Sul tavolo c’è un pacchetto di sigarette dall’aspetto alquanto strano: è tutto azzurro con arabeschi in oro.
Dopo il caffè e il cioccolato accendo una sigaretta tolta da quel pacchetto assurdo, l’assaporo, il gusto è lievemente speziato e devo dire che è veramente ottima.
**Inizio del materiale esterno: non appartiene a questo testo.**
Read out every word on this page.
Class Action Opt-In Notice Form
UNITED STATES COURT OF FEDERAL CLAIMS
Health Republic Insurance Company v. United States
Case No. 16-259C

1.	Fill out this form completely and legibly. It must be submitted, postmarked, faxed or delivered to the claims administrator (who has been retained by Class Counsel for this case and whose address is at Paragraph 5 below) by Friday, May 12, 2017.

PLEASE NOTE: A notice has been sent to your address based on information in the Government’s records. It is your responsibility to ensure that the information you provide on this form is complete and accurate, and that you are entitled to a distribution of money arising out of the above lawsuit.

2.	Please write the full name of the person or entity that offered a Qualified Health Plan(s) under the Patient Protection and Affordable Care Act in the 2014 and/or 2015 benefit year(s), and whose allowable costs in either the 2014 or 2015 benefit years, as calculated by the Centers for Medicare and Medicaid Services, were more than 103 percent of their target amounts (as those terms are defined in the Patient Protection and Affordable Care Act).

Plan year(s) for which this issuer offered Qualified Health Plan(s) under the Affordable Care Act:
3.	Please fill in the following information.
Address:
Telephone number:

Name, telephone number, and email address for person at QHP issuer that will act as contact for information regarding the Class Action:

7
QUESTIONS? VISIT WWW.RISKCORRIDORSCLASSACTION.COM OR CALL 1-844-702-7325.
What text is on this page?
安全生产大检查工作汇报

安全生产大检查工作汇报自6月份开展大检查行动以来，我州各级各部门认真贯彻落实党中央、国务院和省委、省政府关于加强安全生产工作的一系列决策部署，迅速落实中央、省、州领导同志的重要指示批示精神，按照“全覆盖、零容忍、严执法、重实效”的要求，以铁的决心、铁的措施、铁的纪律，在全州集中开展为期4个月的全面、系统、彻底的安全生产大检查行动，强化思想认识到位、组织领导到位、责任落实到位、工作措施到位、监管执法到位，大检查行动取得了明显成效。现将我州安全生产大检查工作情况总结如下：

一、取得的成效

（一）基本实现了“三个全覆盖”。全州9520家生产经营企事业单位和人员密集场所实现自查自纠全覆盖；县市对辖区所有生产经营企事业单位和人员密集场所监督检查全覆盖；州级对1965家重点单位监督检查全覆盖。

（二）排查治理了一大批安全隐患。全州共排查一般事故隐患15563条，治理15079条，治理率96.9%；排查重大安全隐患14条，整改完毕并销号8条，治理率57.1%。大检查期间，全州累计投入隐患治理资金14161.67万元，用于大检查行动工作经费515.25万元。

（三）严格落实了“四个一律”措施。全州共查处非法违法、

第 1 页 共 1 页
Forse era questo il posto che ho cercato per tutta la vita: lei mi osserva con quegli strani occhi, mi prende la mano, la bacia e mi sorride.
Fuori alcuni ragazzi dagli occhi piatti stanno provando la mia bicicletta: cazzo! ecco dov’era finita! Però me l’hanno riportata.
Vedo che uno di loro già riesce a stare in equilibrio.
Gli sorrido.
È ormai già un bel po’ di tempo che mi trovo in questo luogo, lo so la strada prosegue ancora verso nord, ma mi è passata la voglia di andare avanti.
Tornare indietro, non se ne parla neppure, non rientrava nei miei programmi.
Comincio ad imparare la loro lingua e qui mi trovo così bene come non sono mai stato.
La mattina quando mi rado la barba, mi osservo attentamente allo specchio e sono ringiovanito di diecine d’anni: chissà perché?
La ragazza è sempre così affettuosa con me e non mi lascia mai, sono felice d’averla incontrata. Mi riempie sempre di piccoli regali, ho imparato anch’io a scivolare sulla strada con le loro scarpe anti-g che lei ovviamente mi ha regalato. Anche questo sapone da barba, il rasoio, il dopobarba e la crema da spalmare sugli occhi sono suoi regali.
La crema da occhi poi è fantastica, i miei occhi ovali bianchi assumono ora variazioni cromatiche madreperlacee.
Delle volte mi sembra proprio che questo posto sia veramente troppo per me e mi chiedo: “Dove sarà l’imbroglio?”